Being Different in Wheaton
It’s always amazing to me how faith and the Underground Railroad seem to always pop up together in contemporary news articles. For example, in an article in today’s Wall Street Journal about values at religious universities, we get this:
Being different is nothing new for Wheaton. The most famous building on campus was once a way station on the Underground Railroad. That was a time when abolitionist evangelicals were out of touch with the reality of slavery in a nation whose claim to liberty rested on God-given truths about human dignity. Today Wheaton advances a proposition that may be equally radical, at least in the groves of modern academe: That character is as important as chemistry and that teachers have some obligations as role models for their students.
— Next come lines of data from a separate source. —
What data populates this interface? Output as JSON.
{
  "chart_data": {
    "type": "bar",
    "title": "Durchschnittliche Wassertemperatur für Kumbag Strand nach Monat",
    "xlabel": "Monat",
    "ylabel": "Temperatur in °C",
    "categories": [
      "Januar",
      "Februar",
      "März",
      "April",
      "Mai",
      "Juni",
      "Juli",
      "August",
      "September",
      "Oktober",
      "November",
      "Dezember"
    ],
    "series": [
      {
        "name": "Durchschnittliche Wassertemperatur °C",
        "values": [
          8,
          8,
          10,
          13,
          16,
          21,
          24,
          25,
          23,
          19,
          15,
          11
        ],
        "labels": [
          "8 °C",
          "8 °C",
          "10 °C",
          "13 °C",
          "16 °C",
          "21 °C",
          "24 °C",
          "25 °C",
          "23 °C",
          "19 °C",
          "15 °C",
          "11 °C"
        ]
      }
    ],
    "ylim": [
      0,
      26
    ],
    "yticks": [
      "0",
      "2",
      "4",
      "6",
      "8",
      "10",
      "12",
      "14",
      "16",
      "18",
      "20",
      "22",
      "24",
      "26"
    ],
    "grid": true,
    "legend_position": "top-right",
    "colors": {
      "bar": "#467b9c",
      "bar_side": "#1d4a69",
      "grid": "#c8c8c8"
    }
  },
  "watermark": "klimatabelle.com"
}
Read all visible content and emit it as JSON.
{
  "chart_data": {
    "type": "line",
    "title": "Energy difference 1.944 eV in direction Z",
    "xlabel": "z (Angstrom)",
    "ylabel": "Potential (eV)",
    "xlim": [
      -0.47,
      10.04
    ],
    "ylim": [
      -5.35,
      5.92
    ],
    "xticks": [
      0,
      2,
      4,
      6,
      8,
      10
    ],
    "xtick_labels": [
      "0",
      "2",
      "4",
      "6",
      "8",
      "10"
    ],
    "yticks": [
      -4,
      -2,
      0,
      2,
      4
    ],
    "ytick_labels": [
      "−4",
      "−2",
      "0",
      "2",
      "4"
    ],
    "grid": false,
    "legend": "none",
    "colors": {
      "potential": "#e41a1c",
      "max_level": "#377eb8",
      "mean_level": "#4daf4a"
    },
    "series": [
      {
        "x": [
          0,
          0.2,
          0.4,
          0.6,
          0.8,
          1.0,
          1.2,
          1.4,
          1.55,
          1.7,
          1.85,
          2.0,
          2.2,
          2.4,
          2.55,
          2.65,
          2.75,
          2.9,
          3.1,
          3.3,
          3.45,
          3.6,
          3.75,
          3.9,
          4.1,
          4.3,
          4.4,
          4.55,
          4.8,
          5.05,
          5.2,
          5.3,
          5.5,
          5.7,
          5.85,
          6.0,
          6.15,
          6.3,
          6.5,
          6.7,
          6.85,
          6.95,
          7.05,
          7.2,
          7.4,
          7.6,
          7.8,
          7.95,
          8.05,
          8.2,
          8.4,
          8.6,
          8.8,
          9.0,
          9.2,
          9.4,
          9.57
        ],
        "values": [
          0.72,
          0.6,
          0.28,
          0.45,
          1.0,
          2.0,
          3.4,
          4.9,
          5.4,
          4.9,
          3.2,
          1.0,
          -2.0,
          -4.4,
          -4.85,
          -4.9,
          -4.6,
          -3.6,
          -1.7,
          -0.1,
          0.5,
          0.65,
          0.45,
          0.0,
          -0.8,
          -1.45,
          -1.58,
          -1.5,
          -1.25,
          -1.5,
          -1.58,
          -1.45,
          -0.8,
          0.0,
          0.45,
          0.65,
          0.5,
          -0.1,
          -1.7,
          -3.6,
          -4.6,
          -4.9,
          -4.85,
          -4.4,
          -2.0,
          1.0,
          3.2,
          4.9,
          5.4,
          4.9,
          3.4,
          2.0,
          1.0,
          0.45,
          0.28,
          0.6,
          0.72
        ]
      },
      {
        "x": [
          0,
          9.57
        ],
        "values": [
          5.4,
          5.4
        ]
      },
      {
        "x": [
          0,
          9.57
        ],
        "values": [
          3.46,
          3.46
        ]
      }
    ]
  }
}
I think the important issue explored in this article, from an historical perspective, is how early 19th Century abolitionists were so out of touch with the popular morals of that era.
Slavery, after all, was sanctioned by law in about half of the then-United States, so protesting the continued existence of slavery was viewed as a radical, if not anarchic, position.
The Journal article places this counter cultural matter in another context — a college determined to stick to its religious beliefs even if it is viewed by the majority as rigid and out-of-touch with modern sensibilities.
Wheaton College wouldn’t be my preference as a place for my kids. But its rigorous commitment to a set of beliefs and principles seems not unlike the relentless focus of the anti-slavery zealots of pre-Civil War America.